Flow cytometry. Six days after BMT, mice were sacrificed and single-cell suspensions were obtained from whole blood, lymph nodes, and spleen. Blood cells were removed with ACK and subsequently incubated with Fc-block reagent, followed by staining with the following antibody cocktails purchased from BioLegend: CD45.1 (clone A20), CD45.2 (clone 104), Thy1.1 (clone OX7), Thy1.2 (clone 53-2.1), TCR-β (clone H57-597), CD4 (clone GK1.5), CD8a (clone 53-6.7), CD19 (clone 6D5), CD25 (clone PC61), and ICOS (clone C398.4A). For blood chimerism analysis, blood samples were obtained from the tail tip and suspended into heparin-PBS. After lysins red blood cells, cells were incubated with H2K^d (clone SF1-1.1.1, Thermo Fisher Scientific), H2K^b (clone AF6-88.5), CD45.1, CD45.2, TCR-β, CD4, CD8a, CD19, CD25, Gr1 (clone RB6-8C5), and CD11b (clone M1/70) (all BioLegend). Cells were acquired by LSRII (BD), and data were analyzed with FlowJo software (BD).

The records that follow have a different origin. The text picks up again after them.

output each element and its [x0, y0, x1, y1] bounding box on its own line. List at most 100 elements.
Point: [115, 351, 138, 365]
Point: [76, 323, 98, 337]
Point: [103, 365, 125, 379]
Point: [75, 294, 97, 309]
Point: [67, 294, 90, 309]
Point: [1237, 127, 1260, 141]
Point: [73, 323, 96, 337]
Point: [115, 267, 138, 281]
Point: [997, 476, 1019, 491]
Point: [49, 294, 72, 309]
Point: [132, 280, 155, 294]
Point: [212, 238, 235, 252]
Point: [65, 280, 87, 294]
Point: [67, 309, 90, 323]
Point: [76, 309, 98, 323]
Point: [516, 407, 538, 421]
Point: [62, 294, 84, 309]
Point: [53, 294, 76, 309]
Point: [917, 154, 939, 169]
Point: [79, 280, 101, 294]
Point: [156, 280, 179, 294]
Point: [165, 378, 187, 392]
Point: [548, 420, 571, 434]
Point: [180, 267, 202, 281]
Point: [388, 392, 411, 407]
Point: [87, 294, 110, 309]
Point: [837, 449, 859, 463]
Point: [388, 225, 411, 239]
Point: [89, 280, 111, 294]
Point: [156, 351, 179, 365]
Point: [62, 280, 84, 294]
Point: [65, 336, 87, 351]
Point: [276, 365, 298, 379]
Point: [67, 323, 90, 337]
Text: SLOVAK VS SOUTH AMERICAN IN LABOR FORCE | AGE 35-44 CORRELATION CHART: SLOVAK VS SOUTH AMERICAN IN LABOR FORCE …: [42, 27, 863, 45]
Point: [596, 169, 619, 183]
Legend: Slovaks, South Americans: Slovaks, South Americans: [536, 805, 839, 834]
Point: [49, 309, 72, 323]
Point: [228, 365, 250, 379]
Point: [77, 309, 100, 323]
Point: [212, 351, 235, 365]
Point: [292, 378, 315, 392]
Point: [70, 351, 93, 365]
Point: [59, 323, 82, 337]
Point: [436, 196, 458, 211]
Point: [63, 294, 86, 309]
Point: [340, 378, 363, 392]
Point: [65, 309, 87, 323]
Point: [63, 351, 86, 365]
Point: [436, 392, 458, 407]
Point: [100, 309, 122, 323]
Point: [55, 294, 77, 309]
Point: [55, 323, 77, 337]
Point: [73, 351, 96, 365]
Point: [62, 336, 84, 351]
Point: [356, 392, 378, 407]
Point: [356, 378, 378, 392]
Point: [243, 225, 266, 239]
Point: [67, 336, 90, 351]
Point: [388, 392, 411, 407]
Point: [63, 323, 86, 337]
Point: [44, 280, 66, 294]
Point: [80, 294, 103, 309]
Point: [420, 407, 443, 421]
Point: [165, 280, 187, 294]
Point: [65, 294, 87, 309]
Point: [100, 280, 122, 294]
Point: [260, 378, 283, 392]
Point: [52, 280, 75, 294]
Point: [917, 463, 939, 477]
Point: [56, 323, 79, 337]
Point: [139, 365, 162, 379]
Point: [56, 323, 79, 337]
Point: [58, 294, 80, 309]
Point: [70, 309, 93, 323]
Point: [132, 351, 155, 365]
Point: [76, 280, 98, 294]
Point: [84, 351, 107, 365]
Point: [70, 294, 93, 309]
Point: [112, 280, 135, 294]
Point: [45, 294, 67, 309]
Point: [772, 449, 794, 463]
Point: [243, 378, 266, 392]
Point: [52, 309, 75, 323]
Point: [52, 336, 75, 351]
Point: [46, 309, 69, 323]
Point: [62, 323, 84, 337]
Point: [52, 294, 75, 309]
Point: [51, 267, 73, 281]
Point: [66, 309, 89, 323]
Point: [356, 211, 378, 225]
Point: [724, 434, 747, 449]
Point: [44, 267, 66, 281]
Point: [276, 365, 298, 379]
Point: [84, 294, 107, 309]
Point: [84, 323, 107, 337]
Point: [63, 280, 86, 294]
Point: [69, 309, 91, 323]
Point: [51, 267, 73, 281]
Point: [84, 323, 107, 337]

All original RNA-Seq data were deposited in the NCBI’s Gene Expression Omnibus database (GEO GSE166713) https://www.ncbi.nlm.nih.gov/geo/query/acc.cgi?acc=GSE166713

Additional methods are provided in Supplemental Methods.

Statistics. Statistical differences were calculated with Welch’s 2-sample t test or Mann-Whitney U test for 2-group comparison and Dunn’s Kruskal-Wallis test for multiple comparisons by R version 3.6.1. Repeated measures 2-way ANOVA followed by Dunnett’s multiple-comparisons test for time-course analysis for BLI and log-rank test for heart graft survival were performed using GraphPad Prism, version 8.3.0 (GraphPad Software, LCC).

Study approval. Animal protocols were approved by the Institutional Animal Care and Use Committee of Stanford University.